This car was owned by Nick Taylor, the creator of this site. Now owner of 84013150442
I've always wanted a 1960 Chrysler 300F. Over the years I've looked at many and seen many ads for cars that needed restoration and were missing parts. Since the parts that were missing are typically the hardest parts to get, I had passed them up. One day while checking out the local Auto Trader, I ran across an ad for this 300F located in Chula Vista, which is south of down town San Diego. This was in September of 1989.
It was severely rusted. The only sheet metal parts salvageable were the hood and the doors, although the doors have rusty insides. Unfortunately, the detailed pictures I took as the car was being disassembled were in a camera that got stolen. The pictures here are all I have.
The guy selling the car told me that his father in Ohio had bought the car new. He explained that his father always bought expensive "sporty" cars. When he got tired of them or they broke, he would park them in a field on the farm and forget about them. He inherited the assets of his father and decided to bring the 300F and a '53 Buick Skylark convertible back to San Diego to restore. After leaving the cars in his back yard for years, he decided to sell the 300F and work on the Buick. The Buick was there when I went to look at the 300F and it was in even worse condition than the Chrysler.
When I arrived to look at the car, which was advertised as "restorable", it was immediately obvious that the only way this particular car could be restored would be to put the VIN number on another car. The pictures here do not fully illustrate the rust that overtook the car from years of sitting out in a field. There was severe rust everywhere. The trunk, quarter panels, fenders, floors and firewall were rusted out. The decklid was badly rusted under the ornamental hubcap and also on the inside. The frame rails and suspension parts were badly rusted as well.
The engine was out of the car and partially disassembled. It was sitting in his backyard without being covered. The ram intake manifolds and carburetors were just sitting out in the open. The elements had taken their toll on these parts. The carburetors are totally frozen up from corrosion. We had to hammer the pistons out of the block to get them out. The transmission was in the trunk of the car. Fortunately, many smaller parts had been placed in the trunk and were somewhat protected from the elements. This included the original air cleaners, distributor, exhaust manifolds, valve covers, air conditioning system, carburetor linkage, cylinder heads and smaller underhood parts.

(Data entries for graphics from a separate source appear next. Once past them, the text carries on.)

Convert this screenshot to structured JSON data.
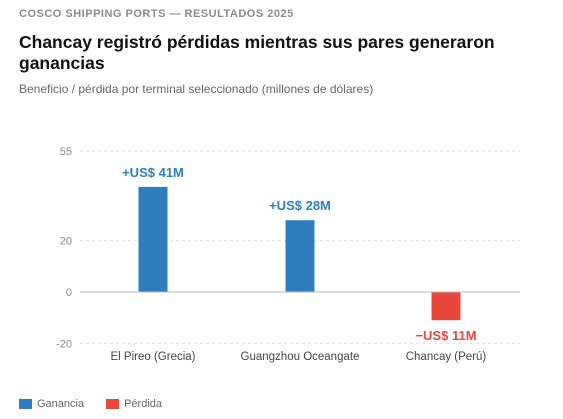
{
  "kicker": "COSCO SHIPPING PORTS — RESULTADOS 2025",
  "title": "Chancay registró pérdidas mientras sus pares generaron ganancias",
  "subtitle": "Beneficio / pérdida por terminal seleccionado (millones de dólares)",
  "legend": [
    {
      "label": "Ganancia",
      "color": "#2e7ebf"
    },
    {
      "label": "Pérdida",
      "color": "#e8473c"
    }
  ],
  "chart_data": {
    "type": "bar",
    "categories": [
      "El Pireo (Grecia)",
      "Guangzhou Oceangate",
      "Chancay (Perú)"
    ],
    "values": [
      41,
      28,
      -11
    ],
    "data_labels": [
      "+US$ 41M",
      "+US$ 28M",
      "−US$ 11M"
    ],
    "colors": {
      "positive": "#2e7ebf",
      "negative": "#e8473c"
    },
    "yticks": [
      55,
      20,
      0,
      -20
    ],
    "ylim": [
      -20,
      55
    ],
    "grid": true,
    "legend_position": "bottom-left"
  }
}
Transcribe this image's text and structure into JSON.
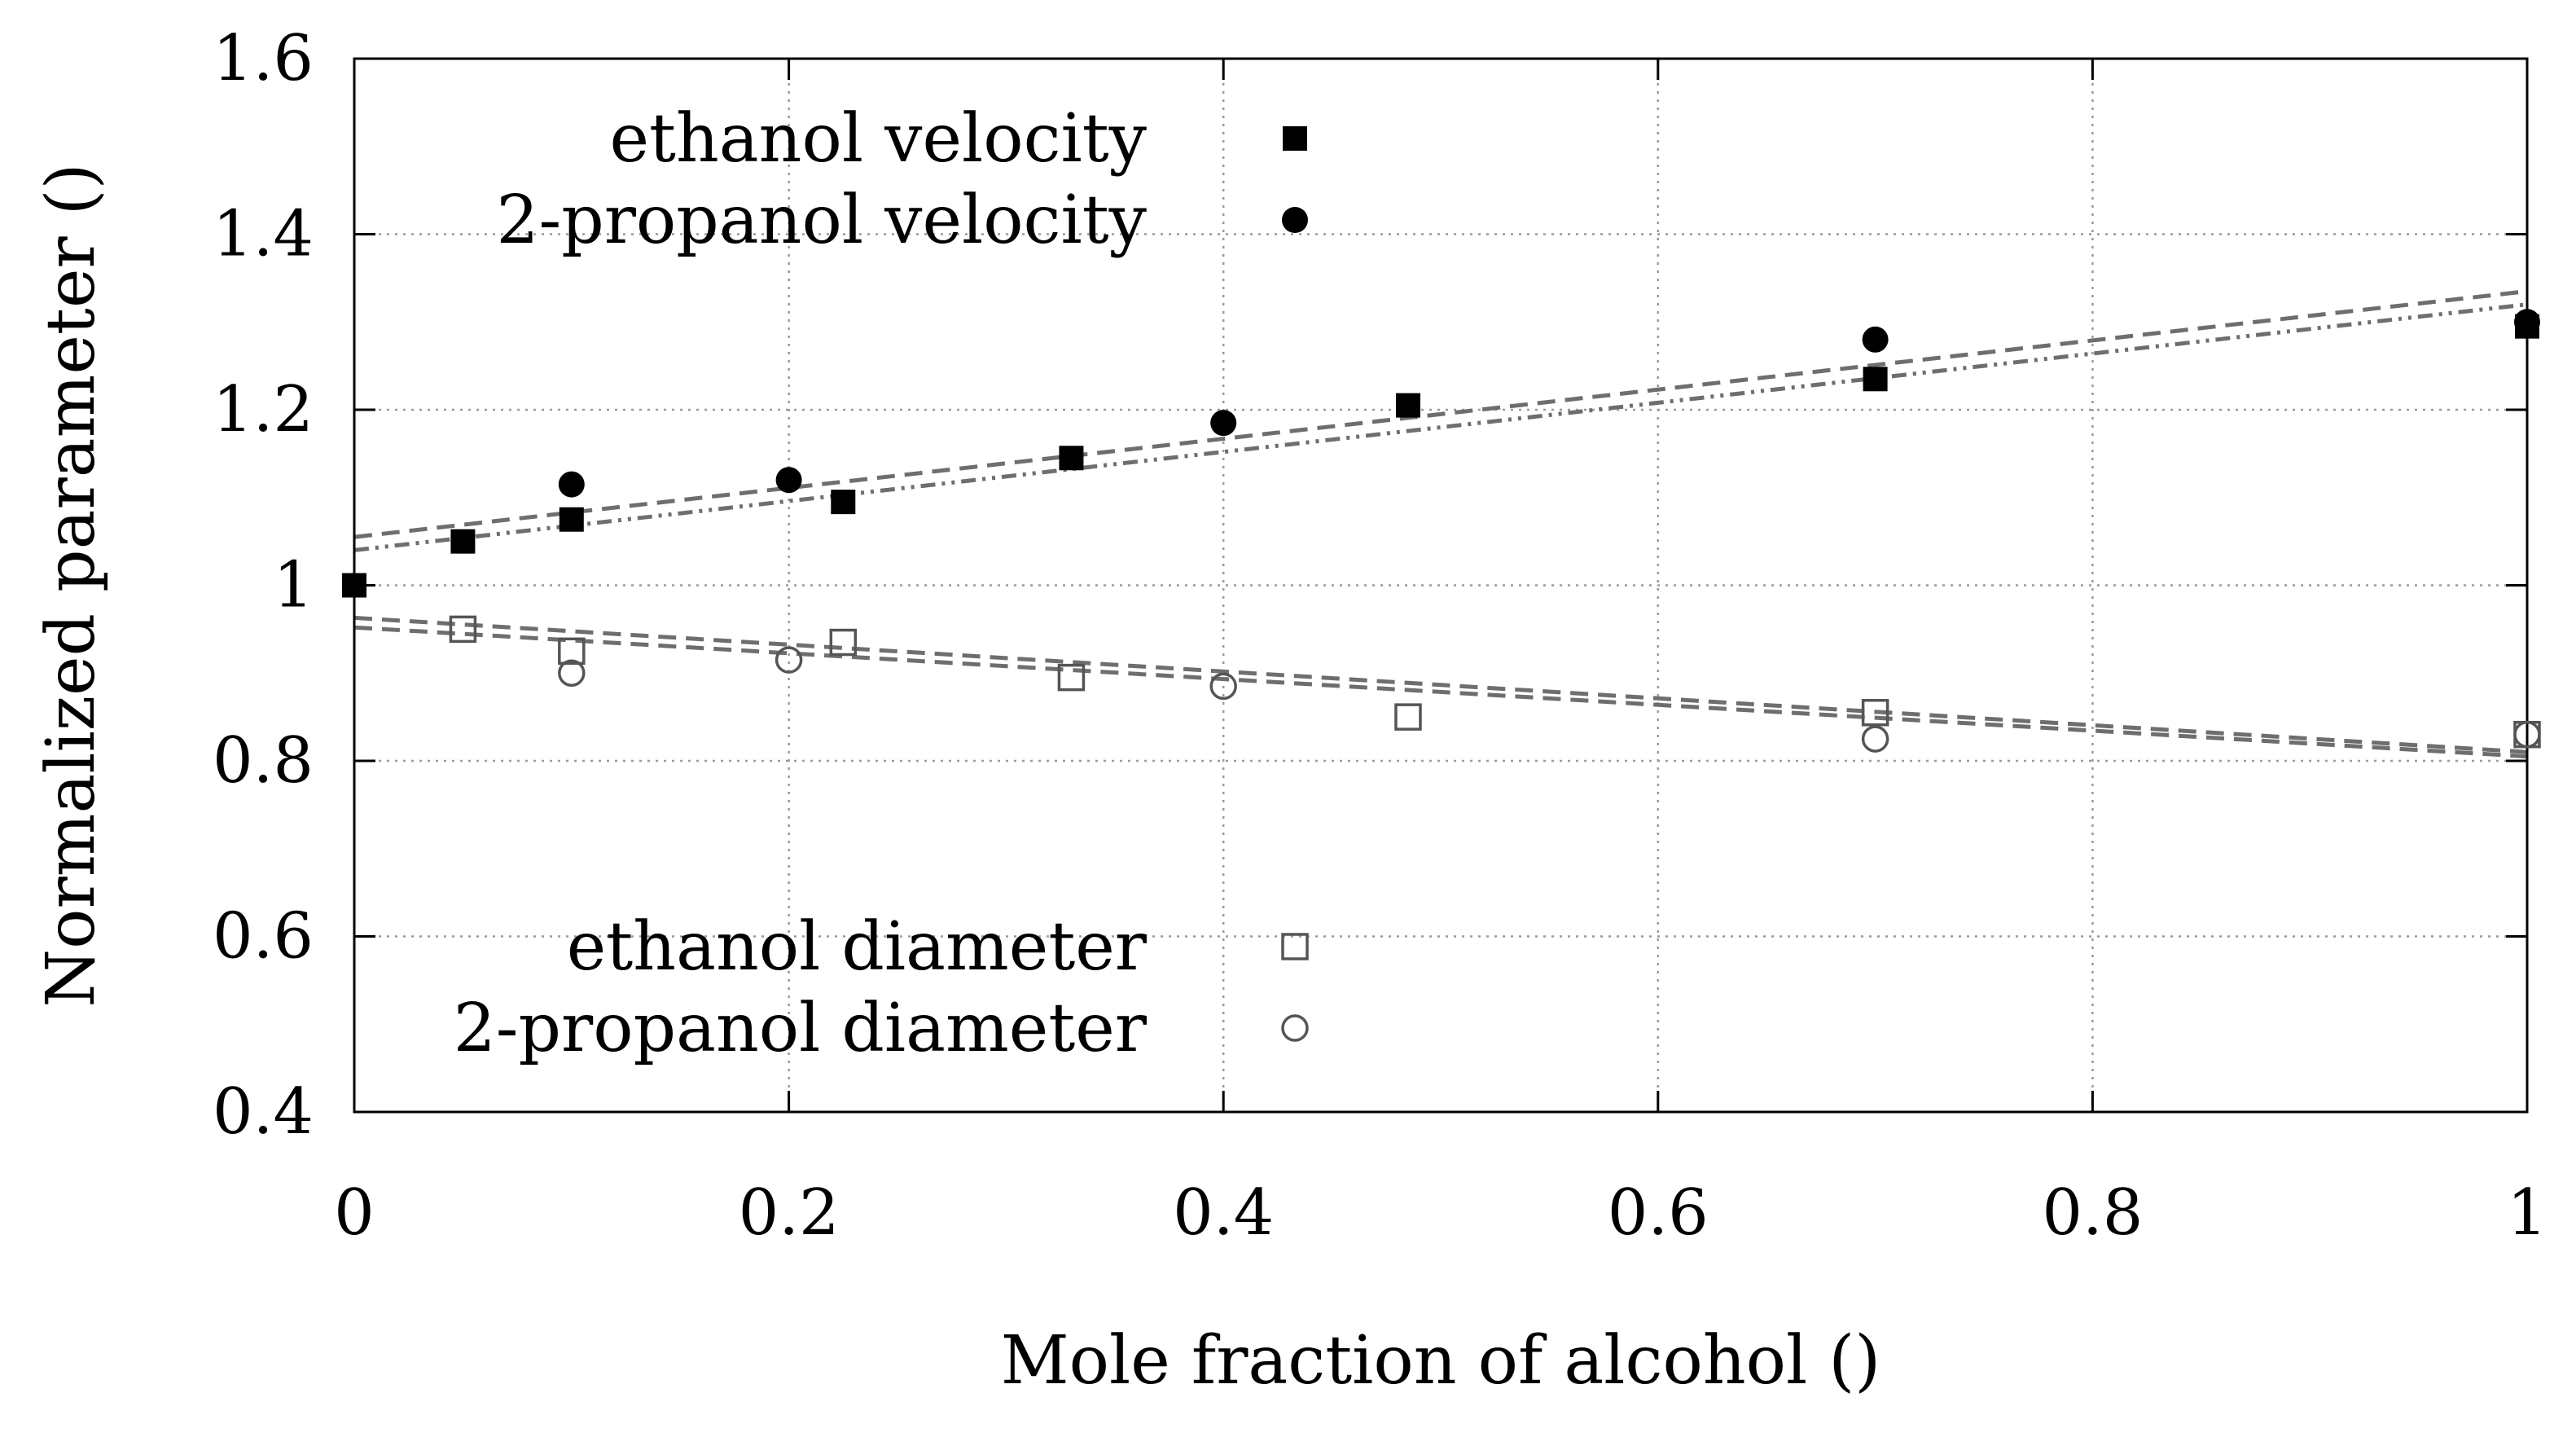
{
  "chart_data": {
    "type": "scatter",
    "title": "",
    "xlabel": "Mole fraction of alcohol ()",
    "ylabel": "Normalized parameter ()",
    "xlim": [
      0,
      1
    ],
    "ylim": [
      0.4,
      1.6
    ],
    "xticks": [
      0,
      0.2,
      0.4,
      0.6,
      0.8,
      1
    ],
    "xtick_labels": [
      "0",
      "0.2",
      "0.4",
      "0.6",
      "0.8",
      "1"
    ],
    "yticks": [
      0.4,
      0.6,
      0.8,
      1.0,
      1.2,
      1.4,
      1.6
    ],
    "ytick_labels": [
      "0.4",
      "0.6",
      "0.8",
      "1",
      "1.2",
      "1.4",
      "1.6"
    ],
    "grid": true,
    "legend": [
      {
        "label": "ethanol velocity",
        "series": "ethanol-velocity",
        "placement": "top-left"
      },
      {
        "label": "2-propanol velocity",
        "series": "2-propanol-velocity",
        "placement": "top-left"
      },
      {
        "label": "ethanol diameter",
        "series": "ethanol-diameter",
        "placement": "bottom-left"
      },
      {
        "label": "2-propanol diameter",
        "series": "2-propanol-diameter",
        "placement": "bottom-left"
      }
    ],
    "series": [
      {
        "id": "ethanol-velocity",
        "name": "ethanol velocity",
        "marker": "filled-square",
        "x": [
          0,
          0.05,
          0.1,
          0.225,
          0.33,
          0.485,
          0.7,
          1.0
        ],
        "y": [
          1.0,
          1.05,
          1.075,
          1.095,
          1.145,
          1.205,
          1.235,
          1.295
        ]
      },
      {
        "id": "2-propanol-velocity",
        "name": "2-propanol velocity",
        "marker": "filled-circle",
        "x": [
          0.1,
          0.2,
          0.4,
          0.7,
          1.0
        ],
        "y": [
          1.115,
          1.12,
          1.185,
          1.28,
          1.3
        ]
      },
      {
        "id": "ethanol-diameter",
        "name": "ethanol diameter",
        "marker": "open-square",
        "x": [
          0.05,
          0.1,
          0.225,
          0.33,
          0.485,
          0.7,
          1.0
        ],
        "y": [
          0.95,
          0.925,
          0.935,
          0.895,
          0.85,
          0.855,
          0.83
        ]
      },
      {
        "id": "2-propanol-diameter",
        "name": "2-propanol diameter",
        "marker": "open-circle",
        "x": [
          0.1,
          0.2,
          0.4,
          0.7,
          1.0
        ],
        "y": [
          0.9,
          0.915,
          0.885,
          0.825,
          0.83
        ]
      }
    ],
    "fit_lines": [
      {
        "id": "fit-ethanol-velocity",
        "style": "dash-dot-dot",
        "x": [
          0,
          1
        ],
        "y": [
          1.04,
          1.32
        ]
      },
      {
        "id": "fit-2-propanol-velocity",
        "style": "dashed",
        "x": [
          0,
          1
        ],
        "y": [
          1.055,
          1.335
        ]
      },
      {
        "id": "fit-ethanol-diameter",
        "style": "dashed",
        "x": [
          0,
          1
        ],
        "y": [
          0.963,
          0.81
        ]
      },
      {
        "id": "fit-2-propanol-diameter",
        "style": "dashed",
        "x": [
          0,
          1
        ],
        "y": [
          0.952,
          0.805
        ]
      }
    ],
    "colors": {
      "marker": "#000000",
      "fit_line": "#6e6e6e",
      "grid": "#9a9a9a",
      "open_marker_stroke": "#555555"
    }
  }
}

The interior of the car was pretty rotten. The back window had been out of the car for some time and water had free access to the inside. The aluminum strips on the floor were almost all gone from corrosion. Amazingly, the 300 emblem from between the rear bucket seats held up well. I think this is because it wasn't sitting in water like the floor. Most of the chrome on the instrument panel was very pitted. The gauge cluster was in good shape still, the hooded dash provides pretty good protection. The instrument panel was rusted out along the bottom.
It was a shame that a car so incredible when new could have fallen to such depths of despair. The owner only wanted to sell the car to someone who would restore it. He was delusional that it could have been fixed. I know a lot can be done to a car to bring it back to life, but this one was beyond hope. A deal was struck for me to purchase the car and its parts for $500. My best hope was to salvage what parts I could. I figured I could go back and find those cars I passed up previously since I now would have almost any hard-to-get part that could be missing.
When I got this car I worked at a wrecking yard. My boss towed the car to the yard so that I could take it apart. It was much easier than you would think. Most parts just about fell off the car on their own. I could pull the sides of the body out and the quarter window assemblies came out through the bottom. All of their mounting points on the body had rusted away. Dirt was the only thing holding them in. The firewall was so rusty that pushing on the brake pedal caused the brake booster to fall off.
Almost all the parts for the car were there in one form or another. The grille emblem was on the car when I first looked at it but was gone when I went to pick it up. I think I have all four of the wheel covers plus the ornamental one that goes on the decklid. The hood is in reasonable shape and the doors are probably useable. There are lots of bits and pieces in boxes in storage now. I did keep the swivel front seats and the center console parts as well as the dash. I also kept the engine, transmission, drive shaft and rear axle. The front brake drums were in decent shape so I saved those too.
One of these days I'll get another 300F. Hopefully one in much better condition. At least now I'll have some spare parts.